Perhaps the sharpest proposal: repealing sales tax exemptions for data center operations that could cost the state roughly $3.3 billion over two years. Those tax incentives have previously exceeded $1 billion annually, making Texas one of the most financially attractive destinations for large-scale compute operations in the country.
Why crypto miners should be paying attention
Texas has been the undisputed king of US Bitcoin mining for years, largely because of its deregulated energy market, cheap power, and those generous tax incentives. Miners flocked to the state, setting up massive operations in rural communities where land was cheap and grid connections were available.
ERCOT has flagged voltage ride-through issues with some data centers and mining operations, a technical way of saying these facilities don’t always play nicely with the grid during stress events.
The directive’s requirement that data centers fund their own infrastructure costs could significantly raise the barrier to entry for new mining operations.

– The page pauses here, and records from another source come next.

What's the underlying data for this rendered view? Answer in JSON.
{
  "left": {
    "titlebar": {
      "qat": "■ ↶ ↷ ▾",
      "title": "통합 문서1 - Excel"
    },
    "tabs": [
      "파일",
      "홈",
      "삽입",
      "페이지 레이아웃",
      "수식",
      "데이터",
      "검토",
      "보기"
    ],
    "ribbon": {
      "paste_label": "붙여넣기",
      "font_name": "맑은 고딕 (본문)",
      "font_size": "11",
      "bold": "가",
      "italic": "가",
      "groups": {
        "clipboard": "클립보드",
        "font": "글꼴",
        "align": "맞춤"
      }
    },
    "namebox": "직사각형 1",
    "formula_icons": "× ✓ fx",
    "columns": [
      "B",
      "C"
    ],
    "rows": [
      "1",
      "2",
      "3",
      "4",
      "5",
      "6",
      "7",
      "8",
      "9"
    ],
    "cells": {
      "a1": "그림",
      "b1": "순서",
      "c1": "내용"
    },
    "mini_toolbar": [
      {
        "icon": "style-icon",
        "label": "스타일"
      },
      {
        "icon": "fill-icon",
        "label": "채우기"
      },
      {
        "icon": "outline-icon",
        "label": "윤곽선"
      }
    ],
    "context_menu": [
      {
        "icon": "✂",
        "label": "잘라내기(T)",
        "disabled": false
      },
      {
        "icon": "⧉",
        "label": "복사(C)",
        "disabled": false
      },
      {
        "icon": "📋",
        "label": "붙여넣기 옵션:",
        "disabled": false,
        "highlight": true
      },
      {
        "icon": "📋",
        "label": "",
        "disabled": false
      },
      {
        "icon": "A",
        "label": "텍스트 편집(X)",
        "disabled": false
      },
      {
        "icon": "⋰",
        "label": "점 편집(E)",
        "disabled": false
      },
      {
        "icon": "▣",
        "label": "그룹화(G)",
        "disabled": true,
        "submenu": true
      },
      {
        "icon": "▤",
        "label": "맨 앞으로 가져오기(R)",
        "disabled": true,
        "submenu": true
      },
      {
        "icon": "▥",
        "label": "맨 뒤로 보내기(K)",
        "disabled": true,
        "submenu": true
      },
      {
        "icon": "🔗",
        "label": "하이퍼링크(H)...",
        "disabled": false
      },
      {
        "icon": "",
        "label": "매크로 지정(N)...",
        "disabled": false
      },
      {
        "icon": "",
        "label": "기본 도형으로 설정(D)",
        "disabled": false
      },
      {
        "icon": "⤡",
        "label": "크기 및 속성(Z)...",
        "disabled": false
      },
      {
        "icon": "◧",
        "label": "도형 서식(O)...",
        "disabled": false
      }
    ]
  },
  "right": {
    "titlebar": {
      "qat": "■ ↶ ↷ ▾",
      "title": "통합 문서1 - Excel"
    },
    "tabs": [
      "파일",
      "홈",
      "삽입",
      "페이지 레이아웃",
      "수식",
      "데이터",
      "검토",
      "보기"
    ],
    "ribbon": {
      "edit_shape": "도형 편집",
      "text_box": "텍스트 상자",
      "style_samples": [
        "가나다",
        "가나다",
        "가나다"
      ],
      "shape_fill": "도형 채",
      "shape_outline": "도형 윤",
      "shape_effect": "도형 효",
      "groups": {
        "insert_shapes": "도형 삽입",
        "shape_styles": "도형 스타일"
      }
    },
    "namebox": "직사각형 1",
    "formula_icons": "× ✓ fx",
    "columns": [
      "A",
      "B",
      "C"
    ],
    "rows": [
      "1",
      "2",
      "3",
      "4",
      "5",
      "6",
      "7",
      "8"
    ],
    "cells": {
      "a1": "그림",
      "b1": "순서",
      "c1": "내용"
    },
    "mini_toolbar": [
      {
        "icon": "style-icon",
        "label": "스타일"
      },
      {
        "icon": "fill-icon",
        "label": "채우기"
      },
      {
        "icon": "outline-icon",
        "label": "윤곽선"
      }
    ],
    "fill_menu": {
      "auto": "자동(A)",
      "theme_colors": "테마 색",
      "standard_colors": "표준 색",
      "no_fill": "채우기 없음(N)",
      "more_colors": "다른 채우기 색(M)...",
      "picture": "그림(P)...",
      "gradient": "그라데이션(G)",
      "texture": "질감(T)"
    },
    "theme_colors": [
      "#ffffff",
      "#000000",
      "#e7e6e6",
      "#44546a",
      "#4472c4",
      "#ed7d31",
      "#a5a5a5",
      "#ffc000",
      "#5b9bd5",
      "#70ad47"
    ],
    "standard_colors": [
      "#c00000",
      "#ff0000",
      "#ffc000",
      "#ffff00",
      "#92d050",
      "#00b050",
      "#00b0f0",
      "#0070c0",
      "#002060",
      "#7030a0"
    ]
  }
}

It could also increase ongoing costs for existing ones.
The political context
Abbott’s move is notable precisely because of who’s making it. This is Abbott’s first major action to limit data center growth incentives in a state that has been largely welcoming to tech infrastructure.
Rural communities that initially welcomed data centers for the jobs and investment are now dealing with noise complaints, strained water resources, and electricity costs that seem disconnected from the promises that accompanied the facilities.
What this means for investors
For publicly traded Bitcoin miners with significant Texas operations, this directive introduces a new cost variable. Companies like Riot Platforms and Marathon Digital, which have built substantial Texas footprints, will need to assess how higher infrastructure costs and potential tax changes affect their operating margins.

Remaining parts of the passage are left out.